Abstract: The deployment of Large Language Models (LLMs) on devices faces significant challenges due to their extensive memory requirements. This talk will introduce a series of work towards memory-efficient LLM from the perspective of model size as well as from the prestige of KV cache. For example, Double Compression combines model compression (quantization and pruning) with lossless data compression, achieving a 2.2x compression ratio while maintaining model accuracy within a 1% drop. It optimizes weight distribution and employs adaptive decompression to balance memory usage and inference speed. As another example, FlexInfer is a work that leverages several advanced system techniques such as prefetching and memory locking to maximize memory efficiency and minimize I/O overhead. It achieves up to 12.5x faster inference under memory constraints compared to traditional methods. Together, these solutions enable memory-efficient LLM deployment on edge devices, bridging the gap between model size and hardware limitations.
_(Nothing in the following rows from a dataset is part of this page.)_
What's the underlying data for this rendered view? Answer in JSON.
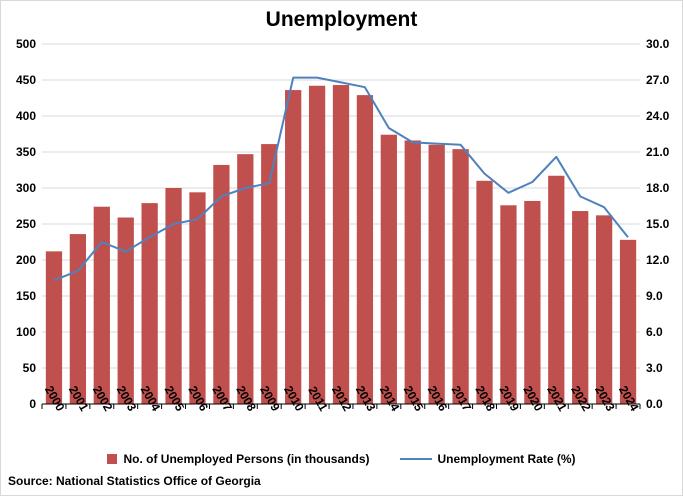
{
  "title": "Unemployment",
  "source": "Source:  National Statistics Office of Georgia",
  "colors": {
    "bar": "#c0504d",
    "line": "#4f81bd",
    "grid": "#d9d9d9",
    "axis": "#000000"
  },
  "chart_data": {
    "type": "bar",
    "title": "Unemployment",
    "categories": [
      "2000",
      "2001",
      "2002",
      "2003",
      "2004",
      "2005",
      "2006",
      "2007",
      "2008",
      "2009",
      "2010",
      "2011",
      "2012",
      "2013",
      "2014",
      "2015",
      "2016",
      "2017",
      "2018",
      "2019",
      "2020",
      "2021",
      "2022",
      "2023",
      "2024"
    ],
    "series": [
      {
        "name": "No. of Unemployed Persons (in thousands)",
        "type": "bar",
        "axis": "left",
        "values": [
          212,
          236,
          274,
          259,
          279,
          300,
          294,
          332,
          347,
          361,
          436,
          442,
          443,
          429,
          374,
          366,
          360,
          354,
          310,
          276,
          282,
          317,
          268,
          262,
          228
        ]
      },
      {
        "name": "Unemployment Rate (%)",
        "type": "line",
        "axis": "right",
        "values": [
          10.3,
          11.1,
          13.5,
          12.7,
          13.9,
          15.0,
          15.4,
          17.3,
          18.0,
          18.4,
          27.2,
          27.2,
          26.8,
          26.4,
          23.0,
          21.8,
          21.7,
          21.6,
          19.2,
          17.6,
          18.5,
          20.6,
          17.3,
          16.4,
          13.9
        ]
      }
    ],
    "yAxisLeft": {
      "min": 0,
      "max": 500,
      "step": 50,
      "ticks": [
        "0",
        "50",
        "100",
        "150",
        "200",
        "250",
        "300",
        "350",
        "400",
        "450",
        "500"
      ]
    },
    "yAxisRight": {
      "min": 0,
      "max": 30,
      "step": 3,
      "ticks": [
        "0.0",
        "3.0",
        "6.0",
        "9.0",
        "12.0",
        "15.0",
        "18.0",
        "21.0",
        "24.0",
        "27.0",
        "30.0"
      ]
    },
    "grid": true,
    "legend": "bottom"
  }
}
We will also present our recent project of ClawMobile, which runs efficient agents on mobile devices.

Bio: Prof. Chun Jason Xue is currently a professor of computer science at MBZUAI university, Abu Dhabi. His research focuses on memory and storage systems. He is current associate editor for ACM Transactions on Embedded Computing Systems, ACM Transaction on CPS, and ACM Transactions on Storage. He is a distinguished member of ACM, and a fellow of IEEE.